С легким недоумением Винтеррайдер взглянул на Стойгнева. Князь ухмыльнулся.

— Не понял, где мы? Нет, не во Дворце. Это, увы, нам еще рано. Да и псов там, как в народе-то нашем говорят? Как вшей на гаснике*. Расплодились. Ничего, мы разберемся, — он усмехнулся нехорошо и энергично вскочив, махнул рукой Гангу, и тот все с тем же недоумением последовал за ним. Узкие, слишком узкие окна за деревянными панелями были мало заметны, а с улицы, наверное, кажутся, каким-то непонятным элементом фасада… Ганг вдруг вспомнил как выглядит это здание снаружи и неверяще уставился в щель окна, из которой открывался неплохой вид как раз на ту часть дворцового ансамбля, где причудливый узор крыш венчала императорская молельня. Перебор ее удивительных колоколов и долетел до Ганга.

Он вжался лицом в решетку, силясь дотянутся взглядом дальше, туда, где должны возвышаться мавзолеи Державиных. А перед глазами, как наяву, встали картины давно прошедших дней

Винзенс в парадном мундире на ступеньках молельни. Траурные ленты на эполетах почти незаметны, но это оправдано: у Винтеррайдера знаковый день — младшему сыну минуло 12 лет.

Матушка бы порадовалась, да не пришлось. Двенадцатый день рождения Ганга был грустным праздником. Третий герцог с сыновьями блюли большой траур, а потому устраивать пышный праздник не стали.

Утром Ганг с отцом и старшим братом побывал в усыпальнице дворца. Император распорядился, чтоб жену Третьего Герцога, его любимого друга, упокоили именно там. Ганг помнил мрамор, много белого мрамора под ногами. Возвышение, тяжелая гладкая плита, и словно в противовес — темный валун в изголовье. Винзенс привез камень из родового замка. На этот черный камень Ганг смотрел не отрываясь, пока звучал речитатив мольцов. Чего он хотел тогда?
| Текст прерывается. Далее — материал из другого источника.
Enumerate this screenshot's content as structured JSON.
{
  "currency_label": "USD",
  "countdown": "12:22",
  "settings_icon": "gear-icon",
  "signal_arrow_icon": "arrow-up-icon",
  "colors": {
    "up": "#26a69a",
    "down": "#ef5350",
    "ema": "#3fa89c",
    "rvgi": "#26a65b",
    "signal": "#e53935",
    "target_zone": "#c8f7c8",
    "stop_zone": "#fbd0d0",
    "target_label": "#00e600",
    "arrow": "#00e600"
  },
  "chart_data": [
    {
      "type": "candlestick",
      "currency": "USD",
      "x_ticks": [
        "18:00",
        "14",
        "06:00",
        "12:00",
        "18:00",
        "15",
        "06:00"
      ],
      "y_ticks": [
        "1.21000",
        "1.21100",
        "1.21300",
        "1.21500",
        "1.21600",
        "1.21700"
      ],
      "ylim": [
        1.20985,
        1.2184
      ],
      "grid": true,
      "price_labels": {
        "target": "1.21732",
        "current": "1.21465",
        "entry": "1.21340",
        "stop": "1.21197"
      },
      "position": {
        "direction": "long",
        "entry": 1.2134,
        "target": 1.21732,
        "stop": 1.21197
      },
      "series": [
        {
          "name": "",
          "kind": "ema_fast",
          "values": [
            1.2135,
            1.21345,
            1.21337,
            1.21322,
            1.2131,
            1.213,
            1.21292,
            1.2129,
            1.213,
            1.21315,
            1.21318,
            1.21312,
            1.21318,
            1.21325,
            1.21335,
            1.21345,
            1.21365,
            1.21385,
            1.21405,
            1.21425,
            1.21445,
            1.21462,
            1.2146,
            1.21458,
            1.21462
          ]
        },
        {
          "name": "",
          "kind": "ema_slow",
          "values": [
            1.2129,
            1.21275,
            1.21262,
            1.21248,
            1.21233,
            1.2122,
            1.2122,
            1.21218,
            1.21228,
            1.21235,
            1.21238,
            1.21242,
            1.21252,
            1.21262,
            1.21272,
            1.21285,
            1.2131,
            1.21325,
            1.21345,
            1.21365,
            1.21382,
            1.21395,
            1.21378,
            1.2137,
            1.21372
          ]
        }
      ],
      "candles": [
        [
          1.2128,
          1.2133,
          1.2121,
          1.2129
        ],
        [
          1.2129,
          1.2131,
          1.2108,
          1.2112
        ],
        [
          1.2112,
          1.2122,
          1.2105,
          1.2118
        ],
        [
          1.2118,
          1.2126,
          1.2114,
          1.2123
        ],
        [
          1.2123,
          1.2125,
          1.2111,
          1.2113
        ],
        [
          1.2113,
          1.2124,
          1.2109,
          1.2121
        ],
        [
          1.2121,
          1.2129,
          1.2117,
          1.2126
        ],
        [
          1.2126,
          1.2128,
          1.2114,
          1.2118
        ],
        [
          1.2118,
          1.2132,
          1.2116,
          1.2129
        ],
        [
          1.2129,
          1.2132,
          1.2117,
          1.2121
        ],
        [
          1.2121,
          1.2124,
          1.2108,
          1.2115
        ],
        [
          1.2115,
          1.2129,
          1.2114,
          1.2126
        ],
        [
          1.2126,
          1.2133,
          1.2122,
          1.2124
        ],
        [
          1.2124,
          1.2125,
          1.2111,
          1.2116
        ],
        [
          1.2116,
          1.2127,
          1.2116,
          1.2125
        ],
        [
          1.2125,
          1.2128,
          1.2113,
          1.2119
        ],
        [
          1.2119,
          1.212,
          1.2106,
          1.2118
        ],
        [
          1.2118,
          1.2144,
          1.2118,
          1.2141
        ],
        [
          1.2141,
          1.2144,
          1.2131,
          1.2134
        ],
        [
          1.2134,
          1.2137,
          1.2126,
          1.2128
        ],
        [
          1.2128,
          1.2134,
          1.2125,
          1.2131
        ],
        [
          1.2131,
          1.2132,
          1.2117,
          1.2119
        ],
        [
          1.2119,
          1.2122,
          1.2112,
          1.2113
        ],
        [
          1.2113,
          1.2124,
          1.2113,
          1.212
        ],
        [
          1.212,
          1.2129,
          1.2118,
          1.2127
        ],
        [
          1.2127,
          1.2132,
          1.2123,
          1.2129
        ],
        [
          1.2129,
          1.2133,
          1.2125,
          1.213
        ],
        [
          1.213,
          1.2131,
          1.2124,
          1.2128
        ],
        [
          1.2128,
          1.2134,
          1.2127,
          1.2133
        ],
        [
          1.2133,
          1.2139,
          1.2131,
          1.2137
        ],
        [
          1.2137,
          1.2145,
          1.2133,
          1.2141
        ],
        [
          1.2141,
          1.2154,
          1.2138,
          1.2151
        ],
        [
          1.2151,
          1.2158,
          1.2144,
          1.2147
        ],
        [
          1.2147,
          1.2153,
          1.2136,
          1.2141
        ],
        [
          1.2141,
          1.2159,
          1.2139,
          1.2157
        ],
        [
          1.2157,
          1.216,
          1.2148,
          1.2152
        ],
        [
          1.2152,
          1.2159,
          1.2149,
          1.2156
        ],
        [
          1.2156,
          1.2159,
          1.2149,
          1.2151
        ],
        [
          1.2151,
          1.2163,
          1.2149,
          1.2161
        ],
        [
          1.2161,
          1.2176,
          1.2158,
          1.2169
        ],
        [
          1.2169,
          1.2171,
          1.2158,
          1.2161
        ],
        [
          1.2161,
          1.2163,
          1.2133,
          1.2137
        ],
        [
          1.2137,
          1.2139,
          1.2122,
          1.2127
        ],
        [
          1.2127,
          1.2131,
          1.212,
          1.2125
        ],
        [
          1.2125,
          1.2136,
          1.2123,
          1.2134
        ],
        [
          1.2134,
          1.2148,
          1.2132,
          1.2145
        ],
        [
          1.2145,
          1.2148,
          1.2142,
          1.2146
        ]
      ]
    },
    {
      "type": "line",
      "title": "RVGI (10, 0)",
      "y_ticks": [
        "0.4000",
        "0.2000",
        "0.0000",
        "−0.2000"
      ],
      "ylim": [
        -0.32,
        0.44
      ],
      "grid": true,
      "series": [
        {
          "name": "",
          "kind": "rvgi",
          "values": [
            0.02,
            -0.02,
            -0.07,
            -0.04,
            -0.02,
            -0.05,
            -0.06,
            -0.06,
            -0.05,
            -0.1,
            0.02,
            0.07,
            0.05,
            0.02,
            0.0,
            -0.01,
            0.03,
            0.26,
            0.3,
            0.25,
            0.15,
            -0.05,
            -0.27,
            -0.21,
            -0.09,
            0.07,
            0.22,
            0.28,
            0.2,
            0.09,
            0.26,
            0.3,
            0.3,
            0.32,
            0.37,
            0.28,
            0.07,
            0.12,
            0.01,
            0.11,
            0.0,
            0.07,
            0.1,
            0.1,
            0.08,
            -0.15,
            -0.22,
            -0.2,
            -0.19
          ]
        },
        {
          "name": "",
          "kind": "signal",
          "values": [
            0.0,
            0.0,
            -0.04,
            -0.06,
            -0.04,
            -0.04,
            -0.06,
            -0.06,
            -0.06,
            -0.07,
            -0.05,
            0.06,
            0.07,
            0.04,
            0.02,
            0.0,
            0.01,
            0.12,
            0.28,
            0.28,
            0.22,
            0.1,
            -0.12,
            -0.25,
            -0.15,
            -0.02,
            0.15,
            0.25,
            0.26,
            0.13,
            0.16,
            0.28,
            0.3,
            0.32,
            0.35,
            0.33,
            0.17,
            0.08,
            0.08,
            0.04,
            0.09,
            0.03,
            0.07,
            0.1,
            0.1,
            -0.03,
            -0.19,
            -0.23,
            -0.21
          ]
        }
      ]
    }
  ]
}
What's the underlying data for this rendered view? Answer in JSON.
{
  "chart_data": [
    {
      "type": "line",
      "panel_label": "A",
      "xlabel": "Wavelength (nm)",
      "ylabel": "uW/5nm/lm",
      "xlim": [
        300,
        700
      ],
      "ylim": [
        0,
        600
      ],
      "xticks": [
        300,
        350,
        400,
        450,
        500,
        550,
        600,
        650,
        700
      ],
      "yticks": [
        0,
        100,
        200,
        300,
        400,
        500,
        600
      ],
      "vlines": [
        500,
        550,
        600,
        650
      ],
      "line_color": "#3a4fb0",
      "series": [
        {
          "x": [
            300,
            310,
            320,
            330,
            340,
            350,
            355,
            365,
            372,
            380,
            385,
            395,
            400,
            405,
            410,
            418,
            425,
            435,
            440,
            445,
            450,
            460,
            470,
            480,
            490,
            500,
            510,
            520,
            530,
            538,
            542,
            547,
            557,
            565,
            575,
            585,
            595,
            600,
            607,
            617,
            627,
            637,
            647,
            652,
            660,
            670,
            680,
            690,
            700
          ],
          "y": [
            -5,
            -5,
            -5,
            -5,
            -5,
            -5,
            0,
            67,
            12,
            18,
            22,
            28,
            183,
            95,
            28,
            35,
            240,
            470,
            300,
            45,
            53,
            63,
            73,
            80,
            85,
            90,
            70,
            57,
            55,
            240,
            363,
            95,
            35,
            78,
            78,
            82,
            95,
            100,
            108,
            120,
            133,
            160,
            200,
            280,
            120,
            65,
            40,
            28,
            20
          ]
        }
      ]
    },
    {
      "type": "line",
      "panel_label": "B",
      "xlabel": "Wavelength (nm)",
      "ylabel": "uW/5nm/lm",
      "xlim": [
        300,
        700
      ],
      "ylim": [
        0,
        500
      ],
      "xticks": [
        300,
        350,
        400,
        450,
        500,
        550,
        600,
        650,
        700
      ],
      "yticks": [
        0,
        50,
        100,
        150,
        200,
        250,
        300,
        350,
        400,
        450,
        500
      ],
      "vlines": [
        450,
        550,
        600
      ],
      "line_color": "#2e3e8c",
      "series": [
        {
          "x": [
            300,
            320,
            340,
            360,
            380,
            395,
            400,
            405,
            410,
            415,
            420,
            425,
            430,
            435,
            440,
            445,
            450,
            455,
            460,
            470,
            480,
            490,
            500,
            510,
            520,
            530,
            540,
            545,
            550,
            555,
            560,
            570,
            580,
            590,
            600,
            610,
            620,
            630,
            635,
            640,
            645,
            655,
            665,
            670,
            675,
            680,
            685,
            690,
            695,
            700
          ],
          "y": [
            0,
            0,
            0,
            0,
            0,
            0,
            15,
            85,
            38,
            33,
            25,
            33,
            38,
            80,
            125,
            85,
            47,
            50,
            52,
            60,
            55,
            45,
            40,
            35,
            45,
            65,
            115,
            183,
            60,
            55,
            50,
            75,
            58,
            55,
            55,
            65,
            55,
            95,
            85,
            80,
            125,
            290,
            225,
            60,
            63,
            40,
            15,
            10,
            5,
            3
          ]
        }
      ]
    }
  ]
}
Убежать в матушкины покои — там ее было больше, чем в этом белом подземелье, пропитанном запахом благовоний от вечных курильниц.

После — служба в дворцовой молельне.

— Благоденственное житие отроку сему…

Император стоит, чуть запрокинув голову.

Это высшая честь. Много ли высоких родов могут похвастаться, что на молебен в честь дня рождения младшего сына пришел с а м Император?

Никто.

— Мы в Червонных застенках, верно? Но — как? — спросил барон, отвечая на острый взгляд князя.

Глаза Стойгнева лукаво блеснули:

— Немного старых секретов рода, — он сощурился довольно. — Не только Хранители Севера прибегают к старой магии.

— Старая магия — это не научно, — машинально ответил Ганг.

— Да-да, и ты у нас просто ходячая антиреклама такого подхода. Но не переживай. Мы никому не скажем. Пусть думают, что всё это болтовня, легенды. Правда, Стив? — с усмешкой спросил князь.